Eski zamanlarda İngilizlerin efsanevi bir kralı, tarihsel bir figüre dayanabilir.
Efsanevi Arthur’un beşinci veya altıncı yüzyılda istilacı Anglo-Saksonlarla savaşan ve ilk kez Galce literatüründe görünen bir Romano-İngiltere’ye dayanan bir şahsiyet olması mümkündür. Dokuzuncu yüzyıl tarihçisi Nennius’a göre, bu Arthur MS 518’de Badon Dağı’ndaki Saksonları yendi ve MS 537’de Camlan’da öldü.
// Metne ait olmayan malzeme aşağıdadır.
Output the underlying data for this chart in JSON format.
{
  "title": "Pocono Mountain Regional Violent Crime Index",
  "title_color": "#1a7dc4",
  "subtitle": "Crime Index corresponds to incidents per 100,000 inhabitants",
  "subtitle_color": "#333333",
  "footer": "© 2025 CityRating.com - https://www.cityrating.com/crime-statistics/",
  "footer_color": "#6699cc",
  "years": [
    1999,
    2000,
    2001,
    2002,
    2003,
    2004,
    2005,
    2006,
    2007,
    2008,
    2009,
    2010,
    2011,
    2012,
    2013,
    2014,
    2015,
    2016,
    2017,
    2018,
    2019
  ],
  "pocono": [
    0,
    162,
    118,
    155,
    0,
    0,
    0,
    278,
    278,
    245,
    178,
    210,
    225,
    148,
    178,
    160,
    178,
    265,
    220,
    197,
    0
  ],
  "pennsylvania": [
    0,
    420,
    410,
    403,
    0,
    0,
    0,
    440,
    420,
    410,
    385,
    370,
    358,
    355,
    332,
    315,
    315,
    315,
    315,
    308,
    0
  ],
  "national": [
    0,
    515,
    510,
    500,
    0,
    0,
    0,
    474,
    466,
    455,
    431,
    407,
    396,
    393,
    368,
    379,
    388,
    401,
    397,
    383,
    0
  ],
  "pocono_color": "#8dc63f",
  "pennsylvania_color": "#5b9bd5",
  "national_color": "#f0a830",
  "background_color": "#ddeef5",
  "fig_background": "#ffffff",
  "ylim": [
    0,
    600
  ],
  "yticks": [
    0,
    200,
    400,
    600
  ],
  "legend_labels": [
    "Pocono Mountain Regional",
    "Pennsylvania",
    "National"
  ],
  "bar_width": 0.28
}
Efsane Arthur’u ilk olarak ortaçağ masallarından oluşan bir koleksiyon olan Galce ‘Mabinogi’ ile karakterize edilir ve Camelot’ta Yuvarlak Masa’nın kurulması ve Kutsal Kâse’nin aranmasıyla ilişkili olan bu edebi karakterdir. Efsane, Arthur’un ülkesinin ona ihtiyacı olduğunda geri döneceğini de belirtti. Arthur’a yapılan diğer erken atıflar, 12. yüzyıldan kalma iki eserde, St Gildas’ın Hayatı ve Monmouth’un Geoffrey tarihçelerinde gerçekleşir.